AB zirvesi öncesinde Erdoğan’ın itirafı
10-11 Aralık tarihinde AB Liderler Zirvesi yapılacak. Türkiye-AB ilişkileri, zirvenin bir gündem maddesi olarak yer alacak. Daha kasım ayında Avrupa Parlamentosu bu zirveye, Türkiye’ye yaptırım kararı alması çağrısında bulundu.
Ekonomik darboğazda olan Türkiye’ye AB tarafından yaptırım uygulanması, Erdoğan iktidarını büyük ölçüde sarsacağı için, Erdoğan, daha dün “Eeeeyy Avrupa” nidalarıyla yaptığı açıklamalarından (ki, aslında iç politikaya dönük milliyetçi söylemlerdi), son günlerde AB’yi kastederek "Muhataplarımızdan, Türkiye'nin uzattığı bu eli havada bırakmamalarını bekliyoruz" noktasına geldi.
Erdoğan, “Ülkemizi yerli ve uluslararası yatırımcılar nezdinde, riski az, güveni yüksek, kazancı tatminkâr bir cazibe merkezi haline getirmekte kararlıyız.

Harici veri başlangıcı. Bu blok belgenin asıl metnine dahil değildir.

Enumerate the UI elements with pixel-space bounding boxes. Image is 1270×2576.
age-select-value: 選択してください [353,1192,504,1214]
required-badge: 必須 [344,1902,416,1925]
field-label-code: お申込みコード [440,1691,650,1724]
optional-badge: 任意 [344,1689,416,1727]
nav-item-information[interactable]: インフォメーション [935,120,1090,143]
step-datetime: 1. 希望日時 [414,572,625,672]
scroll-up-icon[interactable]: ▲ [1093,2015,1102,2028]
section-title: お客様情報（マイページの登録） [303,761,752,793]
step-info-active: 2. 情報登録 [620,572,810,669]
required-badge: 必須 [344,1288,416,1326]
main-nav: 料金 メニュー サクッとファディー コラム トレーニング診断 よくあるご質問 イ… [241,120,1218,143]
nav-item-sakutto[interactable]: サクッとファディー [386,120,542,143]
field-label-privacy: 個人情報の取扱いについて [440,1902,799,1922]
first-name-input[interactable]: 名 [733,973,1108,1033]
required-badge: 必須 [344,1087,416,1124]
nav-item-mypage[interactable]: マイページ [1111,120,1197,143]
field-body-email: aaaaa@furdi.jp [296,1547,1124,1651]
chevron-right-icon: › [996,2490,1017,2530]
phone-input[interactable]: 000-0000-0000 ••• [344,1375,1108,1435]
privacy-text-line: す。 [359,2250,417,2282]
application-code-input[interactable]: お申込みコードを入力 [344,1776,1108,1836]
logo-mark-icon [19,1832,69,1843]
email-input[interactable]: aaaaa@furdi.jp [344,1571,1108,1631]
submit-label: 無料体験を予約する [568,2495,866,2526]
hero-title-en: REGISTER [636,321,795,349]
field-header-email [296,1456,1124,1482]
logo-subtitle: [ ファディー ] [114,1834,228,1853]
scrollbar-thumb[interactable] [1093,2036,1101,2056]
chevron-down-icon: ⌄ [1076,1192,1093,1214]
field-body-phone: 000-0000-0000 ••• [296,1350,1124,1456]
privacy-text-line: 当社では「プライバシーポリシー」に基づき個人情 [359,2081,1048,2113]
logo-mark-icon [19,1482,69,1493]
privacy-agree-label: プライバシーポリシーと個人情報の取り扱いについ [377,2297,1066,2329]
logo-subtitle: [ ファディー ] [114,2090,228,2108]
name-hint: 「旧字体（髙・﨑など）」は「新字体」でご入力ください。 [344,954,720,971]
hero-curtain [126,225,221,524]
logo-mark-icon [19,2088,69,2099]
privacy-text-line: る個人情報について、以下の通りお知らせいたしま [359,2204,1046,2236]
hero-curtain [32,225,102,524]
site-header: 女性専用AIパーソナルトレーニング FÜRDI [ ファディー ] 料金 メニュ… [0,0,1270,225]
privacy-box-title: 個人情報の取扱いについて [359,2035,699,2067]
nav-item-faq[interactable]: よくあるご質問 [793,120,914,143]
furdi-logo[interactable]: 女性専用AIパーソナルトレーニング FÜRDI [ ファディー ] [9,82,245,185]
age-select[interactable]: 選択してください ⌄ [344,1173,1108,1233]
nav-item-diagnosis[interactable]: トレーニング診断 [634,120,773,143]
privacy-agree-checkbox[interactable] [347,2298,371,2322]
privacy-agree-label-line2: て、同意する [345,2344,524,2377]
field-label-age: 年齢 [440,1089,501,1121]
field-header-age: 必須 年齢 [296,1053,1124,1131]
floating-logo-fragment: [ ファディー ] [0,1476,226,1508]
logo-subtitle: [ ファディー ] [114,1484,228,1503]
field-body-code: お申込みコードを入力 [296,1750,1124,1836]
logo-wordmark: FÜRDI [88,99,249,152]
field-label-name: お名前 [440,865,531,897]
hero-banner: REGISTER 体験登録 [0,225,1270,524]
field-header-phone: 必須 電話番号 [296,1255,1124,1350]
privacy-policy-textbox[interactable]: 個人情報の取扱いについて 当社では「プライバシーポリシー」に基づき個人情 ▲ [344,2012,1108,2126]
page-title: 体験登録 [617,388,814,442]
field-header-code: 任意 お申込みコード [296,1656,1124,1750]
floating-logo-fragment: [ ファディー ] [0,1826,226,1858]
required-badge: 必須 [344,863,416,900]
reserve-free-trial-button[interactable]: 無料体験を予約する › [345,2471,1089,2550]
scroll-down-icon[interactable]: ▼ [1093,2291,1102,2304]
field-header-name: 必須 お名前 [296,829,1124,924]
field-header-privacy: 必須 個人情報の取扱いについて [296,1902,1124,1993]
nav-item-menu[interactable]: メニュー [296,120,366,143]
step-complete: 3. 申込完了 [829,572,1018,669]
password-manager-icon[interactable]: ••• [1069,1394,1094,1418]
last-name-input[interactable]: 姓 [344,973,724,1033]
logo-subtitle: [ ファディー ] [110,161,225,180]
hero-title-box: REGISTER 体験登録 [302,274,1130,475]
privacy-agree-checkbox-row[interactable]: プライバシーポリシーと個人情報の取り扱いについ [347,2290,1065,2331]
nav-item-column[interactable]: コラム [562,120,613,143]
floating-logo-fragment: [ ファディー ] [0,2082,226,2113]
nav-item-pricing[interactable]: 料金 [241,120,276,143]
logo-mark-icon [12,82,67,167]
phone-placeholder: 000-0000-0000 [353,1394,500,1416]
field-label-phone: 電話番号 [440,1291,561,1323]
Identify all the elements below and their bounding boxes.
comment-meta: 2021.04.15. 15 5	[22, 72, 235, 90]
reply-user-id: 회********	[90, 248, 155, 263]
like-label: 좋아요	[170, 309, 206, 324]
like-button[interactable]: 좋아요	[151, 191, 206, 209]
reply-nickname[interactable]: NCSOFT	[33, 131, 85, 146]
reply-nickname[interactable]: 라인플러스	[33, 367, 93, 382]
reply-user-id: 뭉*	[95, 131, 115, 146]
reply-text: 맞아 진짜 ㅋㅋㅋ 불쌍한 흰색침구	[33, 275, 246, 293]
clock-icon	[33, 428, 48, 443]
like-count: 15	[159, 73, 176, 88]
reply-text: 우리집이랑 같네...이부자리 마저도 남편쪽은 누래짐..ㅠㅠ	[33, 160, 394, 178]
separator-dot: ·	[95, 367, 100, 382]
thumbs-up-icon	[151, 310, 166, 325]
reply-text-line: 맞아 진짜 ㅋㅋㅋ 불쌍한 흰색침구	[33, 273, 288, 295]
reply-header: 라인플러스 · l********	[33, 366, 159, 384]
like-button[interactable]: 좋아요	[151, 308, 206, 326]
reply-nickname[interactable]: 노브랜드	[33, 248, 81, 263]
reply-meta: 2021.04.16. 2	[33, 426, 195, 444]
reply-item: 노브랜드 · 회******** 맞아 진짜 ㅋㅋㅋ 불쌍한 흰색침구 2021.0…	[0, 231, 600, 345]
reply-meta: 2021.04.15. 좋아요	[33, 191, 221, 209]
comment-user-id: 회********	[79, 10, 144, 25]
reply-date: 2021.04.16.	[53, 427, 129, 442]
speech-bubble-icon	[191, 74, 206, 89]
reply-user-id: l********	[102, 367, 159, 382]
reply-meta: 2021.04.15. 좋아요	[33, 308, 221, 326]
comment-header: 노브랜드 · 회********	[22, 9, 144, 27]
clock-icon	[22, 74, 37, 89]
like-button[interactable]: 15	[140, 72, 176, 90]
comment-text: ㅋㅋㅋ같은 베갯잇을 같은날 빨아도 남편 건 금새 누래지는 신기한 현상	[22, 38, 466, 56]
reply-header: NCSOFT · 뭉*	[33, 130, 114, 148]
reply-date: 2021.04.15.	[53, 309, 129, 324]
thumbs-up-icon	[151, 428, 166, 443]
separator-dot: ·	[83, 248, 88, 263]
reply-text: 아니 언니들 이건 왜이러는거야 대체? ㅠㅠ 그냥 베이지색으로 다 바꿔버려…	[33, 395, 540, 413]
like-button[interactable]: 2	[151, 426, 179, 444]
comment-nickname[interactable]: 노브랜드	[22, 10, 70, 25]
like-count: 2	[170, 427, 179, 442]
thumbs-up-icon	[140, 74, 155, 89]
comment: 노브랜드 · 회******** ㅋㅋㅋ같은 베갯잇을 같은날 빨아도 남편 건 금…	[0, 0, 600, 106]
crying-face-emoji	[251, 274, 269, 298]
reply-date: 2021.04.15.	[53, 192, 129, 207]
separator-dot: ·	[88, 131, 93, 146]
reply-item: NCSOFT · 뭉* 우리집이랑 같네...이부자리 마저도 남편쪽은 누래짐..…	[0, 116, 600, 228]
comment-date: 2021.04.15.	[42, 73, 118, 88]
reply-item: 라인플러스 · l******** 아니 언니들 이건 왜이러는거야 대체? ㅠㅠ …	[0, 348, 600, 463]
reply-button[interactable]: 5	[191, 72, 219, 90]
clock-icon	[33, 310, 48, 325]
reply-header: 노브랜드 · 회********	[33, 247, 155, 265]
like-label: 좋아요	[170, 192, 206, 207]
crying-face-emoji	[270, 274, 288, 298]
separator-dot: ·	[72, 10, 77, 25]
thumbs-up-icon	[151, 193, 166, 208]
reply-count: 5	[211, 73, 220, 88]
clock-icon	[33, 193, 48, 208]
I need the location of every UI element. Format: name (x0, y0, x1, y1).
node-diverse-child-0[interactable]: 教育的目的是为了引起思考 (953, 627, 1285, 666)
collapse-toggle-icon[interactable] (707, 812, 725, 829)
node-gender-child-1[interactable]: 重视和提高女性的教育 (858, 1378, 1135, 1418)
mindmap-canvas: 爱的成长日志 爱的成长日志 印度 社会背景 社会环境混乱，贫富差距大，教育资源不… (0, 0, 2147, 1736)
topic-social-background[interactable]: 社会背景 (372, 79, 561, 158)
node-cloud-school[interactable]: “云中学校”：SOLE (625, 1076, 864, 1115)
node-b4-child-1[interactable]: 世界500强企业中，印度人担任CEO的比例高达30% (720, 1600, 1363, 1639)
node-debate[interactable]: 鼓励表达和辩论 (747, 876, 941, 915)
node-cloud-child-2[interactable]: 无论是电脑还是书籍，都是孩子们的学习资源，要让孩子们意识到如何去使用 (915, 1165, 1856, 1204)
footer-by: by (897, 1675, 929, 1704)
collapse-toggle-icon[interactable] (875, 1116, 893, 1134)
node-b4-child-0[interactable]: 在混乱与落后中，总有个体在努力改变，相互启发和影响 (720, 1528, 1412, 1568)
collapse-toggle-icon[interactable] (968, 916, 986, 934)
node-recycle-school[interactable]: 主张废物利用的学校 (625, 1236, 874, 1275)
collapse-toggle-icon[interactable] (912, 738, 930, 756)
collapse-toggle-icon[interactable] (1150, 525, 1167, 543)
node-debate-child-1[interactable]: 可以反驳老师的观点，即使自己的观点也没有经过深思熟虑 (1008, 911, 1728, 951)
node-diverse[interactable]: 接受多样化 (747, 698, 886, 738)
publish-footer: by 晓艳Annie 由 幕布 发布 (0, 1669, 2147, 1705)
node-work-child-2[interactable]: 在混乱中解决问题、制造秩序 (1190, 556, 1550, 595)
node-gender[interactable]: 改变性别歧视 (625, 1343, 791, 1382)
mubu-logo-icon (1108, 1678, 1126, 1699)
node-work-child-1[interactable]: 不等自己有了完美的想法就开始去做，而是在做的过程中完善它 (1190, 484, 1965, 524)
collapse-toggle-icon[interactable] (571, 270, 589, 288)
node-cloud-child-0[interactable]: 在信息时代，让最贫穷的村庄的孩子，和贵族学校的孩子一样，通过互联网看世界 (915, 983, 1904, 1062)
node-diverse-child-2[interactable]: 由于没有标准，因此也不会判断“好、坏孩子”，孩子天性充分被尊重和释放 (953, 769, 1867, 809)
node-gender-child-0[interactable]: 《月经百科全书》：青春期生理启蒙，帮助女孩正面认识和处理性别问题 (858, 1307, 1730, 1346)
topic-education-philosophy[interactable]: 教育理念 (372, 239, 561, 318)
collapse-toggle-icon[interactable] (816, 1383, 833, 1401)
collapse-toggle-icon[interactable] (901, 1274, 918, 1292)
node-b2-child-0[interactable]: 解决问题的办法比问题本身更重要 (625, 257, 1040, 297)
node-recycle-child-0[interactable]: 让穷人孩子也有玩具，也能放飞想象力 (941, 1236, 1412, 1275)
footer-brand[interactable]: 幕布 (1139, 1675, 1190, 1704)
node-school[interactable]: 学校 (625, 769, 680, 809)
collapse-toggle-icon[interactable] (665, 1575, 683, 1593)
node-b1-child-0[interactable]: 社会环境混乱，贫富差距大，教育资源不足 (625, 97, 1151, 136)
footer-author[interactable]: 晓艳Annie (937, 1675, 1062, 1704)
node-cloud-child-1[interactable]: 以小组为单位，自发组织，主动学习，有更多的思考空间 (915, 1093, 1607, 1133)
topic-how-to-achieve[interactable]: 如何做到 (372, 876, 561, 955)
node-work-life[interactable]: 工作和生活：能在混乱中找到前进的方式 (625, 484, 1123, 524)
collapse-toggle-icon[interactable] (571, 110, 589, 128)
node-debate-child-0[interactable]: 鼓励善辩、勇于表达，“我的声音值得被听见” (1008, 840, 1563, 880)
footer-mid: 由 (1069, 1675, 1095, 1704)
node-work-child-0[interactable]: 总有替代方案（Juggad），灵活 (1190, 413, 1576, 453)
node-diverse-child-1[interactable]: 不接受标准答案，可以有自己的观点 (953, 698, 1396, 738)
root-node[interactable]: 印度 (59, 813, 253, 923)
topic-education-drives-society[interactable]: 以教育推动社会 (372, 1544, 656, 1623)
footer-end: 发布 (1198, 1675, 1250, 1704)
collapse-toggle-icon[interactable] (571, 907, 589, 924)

Önümüzdeki dönemde bu alanda gerçekleştireceğimiz ilave reformlarla yatırım ortamını daha da iyileştireceğiz” dedi.
Adalet Bakanı Abdulhamit Gül ile Maliye Bakanı Lütfi Elvan’ın AB Zirvesi öncesinde bir Reform Zirvesi başlığı altında yaptıkları toplantıda iş çevreleriyle bir araya gelmek istediklerini ve bu toplantıda, başta yabancı yatırımlar olmak üzere, genel olarak yatırım ortamının iyileştirilmesi noktasında yargı alanında atılması gereken adımların ele alınacağını açıkladılar.
Kısacası Erdoğan ve ilgili bakanları AB’ye diyorlar ki, biz hukukta, yargıda reformlar yapacağız, bize kredi musluklarını açın.
İktidarın reform vaatleri (iktidarın gayrı resmi ortağı Bahçeli’nin karşı tavır koymasıyla Erdoğan’a, partisinden Bülent Arınç’ı yiyerek geri adım attırdı), ülkede demokrasiyi kökten kesip attıklarının bir başka itirafıdır! Kaldı ki bu reform söylemlerinin ağızlara bir parmak bal çalmaktan öteye hiçbir esamisi yoktur.
Böylece sorumlu ağızlar, ekonomi ile demokrasi arasındaki ilişkiyi ifade etmek zorunda kaldılar.